Au Gabon, les violences en milieu scolaire inquiètent de plus en plus les autorités éducatives et les acteurs de la société civile. Bagarres, harcèlement, intimidations ou encore objets dangereux introduits dans les établissements. Les incidents se multiplient et prennent parfois de l’ampleur sur les réseaux sociaux.
Pour tenter d’enrayer ce phénomène, l’ONG SOS Prisonniers a lancé une caravane de sensibilisation, avec le soutien de l’Union européenne et de la direction des droits humains. Cette initiative, baptisée « Droits humains et violences en milieu scolaire », sillonne les établissements du pays afin de sensibiliser les élèves aux conséquences de leurs actes.
La campagne a récemment fait étape au lycée Georges Mabignath, et doit se poursuivre dans plusieurs écoles jusqu’au 22 mai avec pour but principal de prévenir plutôt que punir, en amenant les jeunes à prendre conscience des risques liés à certains comportements.
Les intervenants rappellent notamment qu’au Gabon, la responsabilité pénale peut être engagée dès l’âge de 13 ans. Une réalité souvent méconnue des élèves, qui peuvent ainsi se retrouver impliqués dans des procédures judiciaires aux conséquences durables sur leur avenir scolaire et professionnel.
Pour le président de SOS Prisonniers, Lionnel Engonga, la situation est préoccupante. Selon lui, de nombreux jeunes se retrouvent pris dans un engrenage judiciaire sans toujours mesurer la portée de leurs actes.
Sur le terrain, les discussions avec les élèves révèlent un point commun, beaucoup estiment agir pour se défendre face au harcèlement ou aux moqueries. Mais les encadreurs insistent sur une règle essentielle, « la réaction doit rester proportionnée, faute de quoi la victime peut elle-même devenir responsable aux yeux de la loi ».
À côté de ça, il y a le silence des victimes, souvent lié à la peur ou à la pression sociale.

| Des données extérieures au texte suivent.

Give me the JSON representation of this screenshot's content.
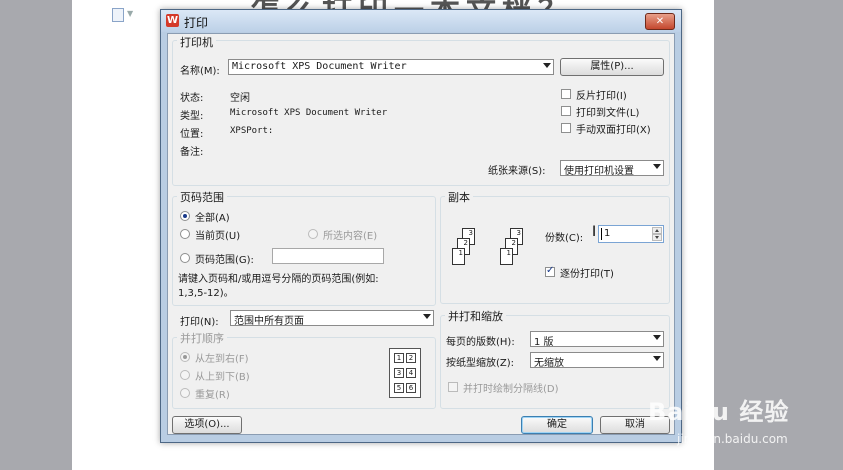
{
  "background": {
    "heading_fragment": "怎么打印一本文档？",
    "watermark": "Baidu 经验",
    "watermark_url": "jingyan.baidu.com"
  },
  "dialog": {
    "app_icon": "W",
    "title": "打印",
    "close": "✕"
  },
  "printer": {
    "group_title": "打印机",
    "name_label": "名称(M):",
    "name_value": "Microsoft XPS Document Writer",
    "properties_button": "属性(P)...",
    "status_label": "状态:",
    "status_value": "空闲",
    "type_label": "类型:",
    "type_value": "Microsoft XPS Document Writer",
    "where_label": "位置:",
    "where_value": "XPSPort:",
    "comment_label": "备注:",
    "reverse_print": {
      "label": "反片打印(I)",
      "checked": false
    },
    "print_to_file": {
      "label": "打印到文件(L)",
      "checked": false
    },
    "manual_duplex": {
      "label": "手动双面打印(X)",
      "checked": false
    },
    "paper_source_label": "纸张来源(S):",
    "paper_source_value": "使用打印机设置"
  },
  "page_range": {
    "group_title": "页码范围",
    "all": {
      "label": "全部(A)",
      "selected": true
    },
    "current": {
      "label": "当前页(U)",
      "selected": false
    },
    "selection": {
      "label": "所选内容(E)",
      "selected": false
    },
    "pages": {
      "label": "页码范围(G):",
      "selected": false,
      "value": ""
    },
    "hint": "请键入页码和/或用逗号分隔的页码范围(例如:",
    "hint_example": "1,3,5-12)。"
  },
  "print_what": {
    "label": "打印(N):",
    "value": "范围中所有页面"
  },
  "collate_order": {
    "group_title": "并打顺序",
    "left_to_right": {
      "label": "从左到右(F)",
      "selected": true
    },
    "top_to_bottom": {
      "label": "从上到下(B)",
      "selected": false
    },
    "repeat": {
      "label": "重复(R)",
      "selected": false
    },
    "preview_numbers": [
      "1",
      "2",
      "3",
      "4",
      "5",
      "6"
    ]
  },
  "copies": {
    "group_title": "副本",
    "count_label": "份数(C):",
    "count_value": "1",
    "collate": {
      "label": "逐份打印(T)",
      "checked": true
    },
    "page_numbers": [
      "3",
      "2",
      "1"
    ]
  },
  "zoom": {
    "group_title": "并打和缩放",
    "pages_per_sheet_label": "每页的版数(H):",
    "pages_per_sheet_value": "1 版",
    "scale_label": "按纸型缩放(Z):",
    "scale_value": "无缩放",
    "draw_borders": {
      "label": "并打时绘制分隔线(D)",
      "checked": false
    }
  },
  "buttons": {
    "options": "选项(O)...",
    "ok": "确定",
    "cancel": "取消"
  }
}
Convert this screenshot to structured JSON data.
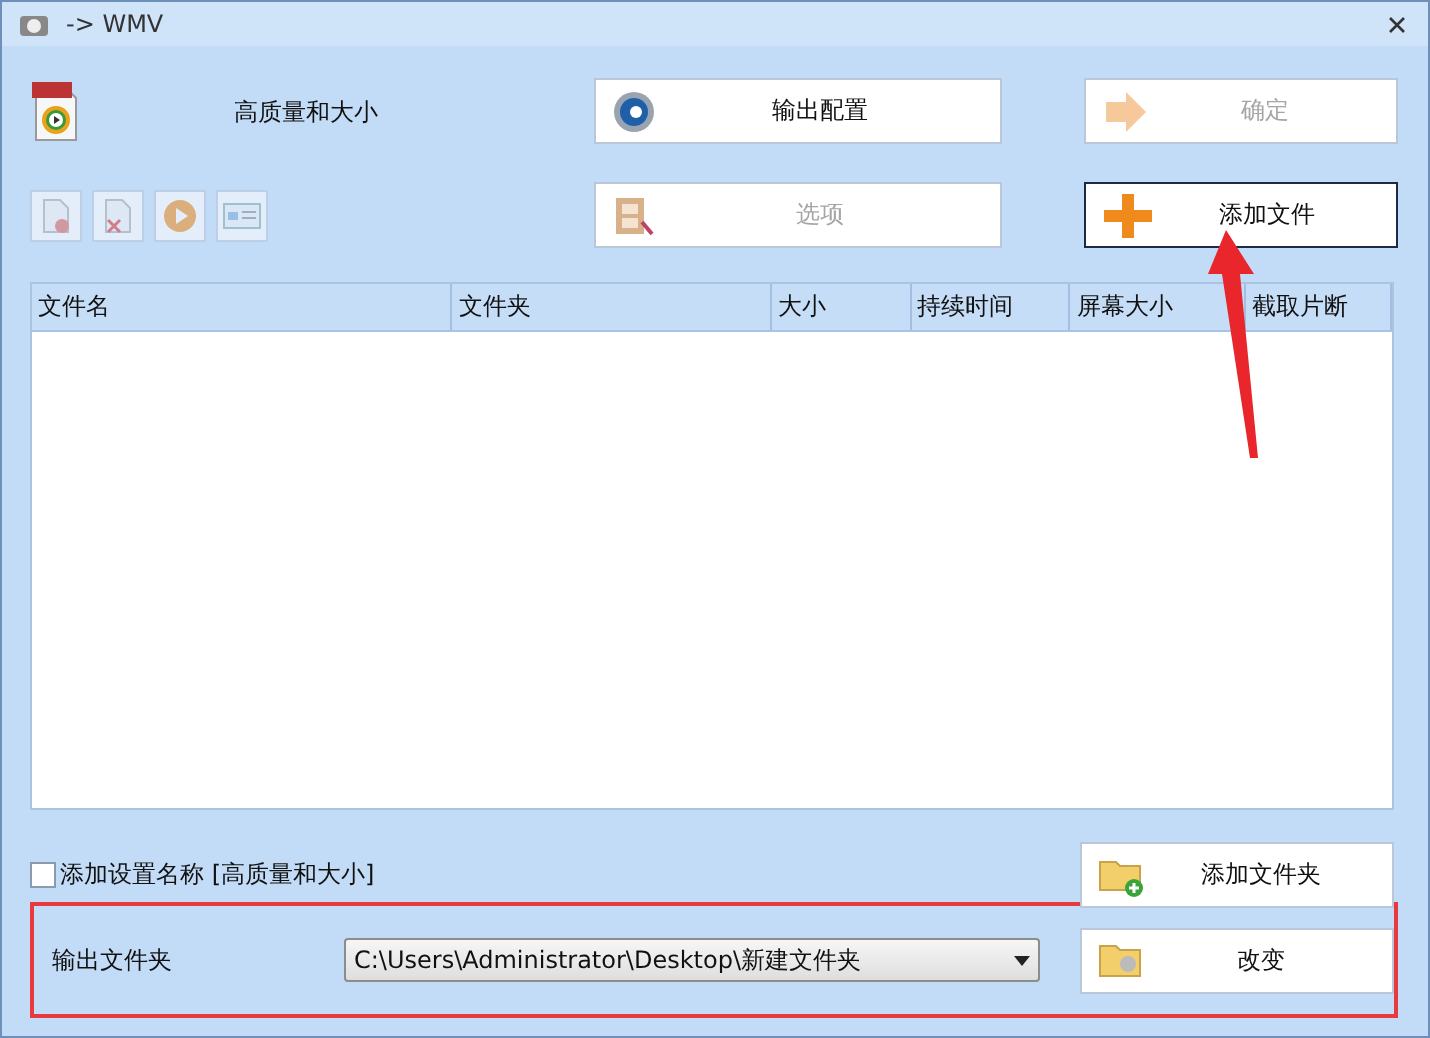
{
  "window": {
    "title": "-> WMV"
  },
  "preset": {
    "name": "高质量和大小"
  },
  "top_buttons": [
    {
      "kind": "config",
      "label": "输出配置",
      "disabled": false,
      "focused": false
    },
    {
      "kind": "ok",
      "label": "确定",
      "disabled": true,
      "focused": false
    },
    {
      "kind": "options",
      "label": "选项",
      "disabled": true,
      "focused": false
    },
    {
      "kind": "add",
      "label": "添加文件",
      "disabled": false,
      "focused": true
    }
  ],
  "tools": [
    {
      "kind": "remove",
      "disabled": true
    },
    {
      "kind": "clear",
      "disabled": true
    },
    {
      "kind": "play",
      "disabled": true
    },
    {
      "kind": "info",
      "disabled": true
    }
  ],
  "table": {
    "columns": [
      "文件名",
      "文件夹",
      "大小",
      "持续时间",
      "屏幕大小",
      "截取片断"
    ]
  },
  "option": {
    "label": "添加设置名称 [高质量和大小]",
    "checked": false
  },
  "add_folder_button": {
    "label": "添加文件夹"
  },
  "output": {
    "label": "输出文件夹",
    "path": "C:\\Users\\Administrator\\Desktop\\新建文件夹",
    "button": "改变"
  }
}
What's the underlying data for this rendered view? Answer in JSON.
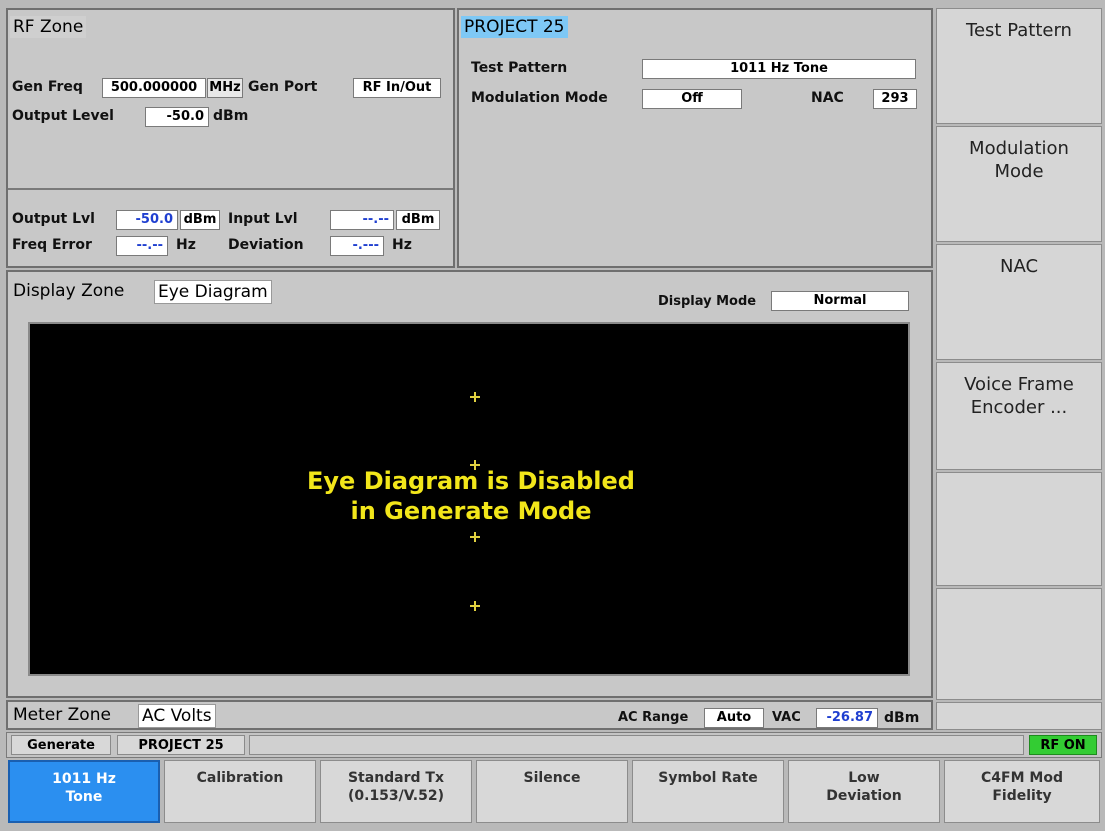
{
  "rf_zone": {
    "title": "RF Zone",
    "gen_freq_label": "Gen Freq",
    "gen_freq_value": "500.000000",
    "gen_freq_unit": "MHz",
    "gen_port_label": "Gen Port",
    "gen_port_value": "RF In/Out",
    "output_level_label": "Output Level",
    "output_level_value": "-50.0",
    "output_level_unit": "dBm",
    "output_lvl_label": "Output Lvl",
    "output_lvl_value": "-50.0",
    "output_lvl_unit": "dBm",
    "input_lvl_label": "Input Lvl",
    "input_lvl_value": "--.--",
    "input_lvl_unit": "dBm",
    "freq_error_label": "Freq Error",
    "freq_error_value": "--.--",
    "freq_error_unit": "Hz",
    "deviation_label": "Deviation",
    "deviation_value": "-.---",
    "deviation_unit": "Hz"
  },
  "project_zone": {
    "title": "PROJECT 25",
    "test_pattern_label": "Test Pattern",
    "test_pattern_value": "1011 Hz Tone",
    "modulation_mode_label": "Modulation Mode",
    "modulation_mode_value": "Off",
    "nac_label": "NAC",
    "nac_value": "293"
  },
  "display_zone": {
    "title": "Display Zone",
    "selected": "Eye Diagram",
    "display_mode_label": "Display Mode",
    "display_mode_value": "Normal",
    "message_line1": "Eye Diagram is Disabled",
    "message_line2": "in Generate Mode"
  },
  "meter_zone": {
    "title": "Meter Zone",
    "selected": "AC Volts",
    "ac_range_label": "AC Range",
    "ac_range_value": "Auto",
    "vac_label": "VAC",
    "vac_value": "-26.87",
    "vac_unit": "dBm"
  },
  "status_bar": {
    "mode": "Generate",
    "system": "PROJECT 25",
    "rf_status": "RF ON"
  },
  "softkeys": [
    {
      "label": "Test Pattern"
    },
    {
      "label": "Modulation\nMode"
    },
    {
      "label": "NAC"
    },
    {
      "label": "Voice Frame\nEncoder ..."
    },
    {
      "label": ""
    },
    {
      "label": ""
    }
  ],
  "bottom_buttons": [
    {
      "label": "1011 Hz\nTone"
    },
    {
      "label": "Calibration"
    },
    {
      "label": "Standard Tx\n(0.153/V.52)"
    },
    {
      "label": "Silence"
    },
    {
      "label": "Symbol Rate"
    },
    {
      "label": "Low\nDeviation"
    },
    {
      "label": "C4FM Mod\nFidelity"
    }
  ],
  "colors": {
    "accent_blue": "#2b8ff0",
    "value_blue": "#1f3fd0",
    "message_yellow": "#f2e61a",
    "rf_on_green": "#33cc33",
    "title_highlight": "#7ec8f5"
  }
}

Les organisateurs encouragent donc les élèves à parler et à signaler les violences pour éviter qu’elles ne se répètent.
Par le biais de cette caravane, SOS Prisonniers espère installer durablement une culture de prévention et de respect dans les établissements scolaires, car il s’agit surtout de former une jeunesse plus consciente, plus responsable et mieux protégée face aux violences du quotidien.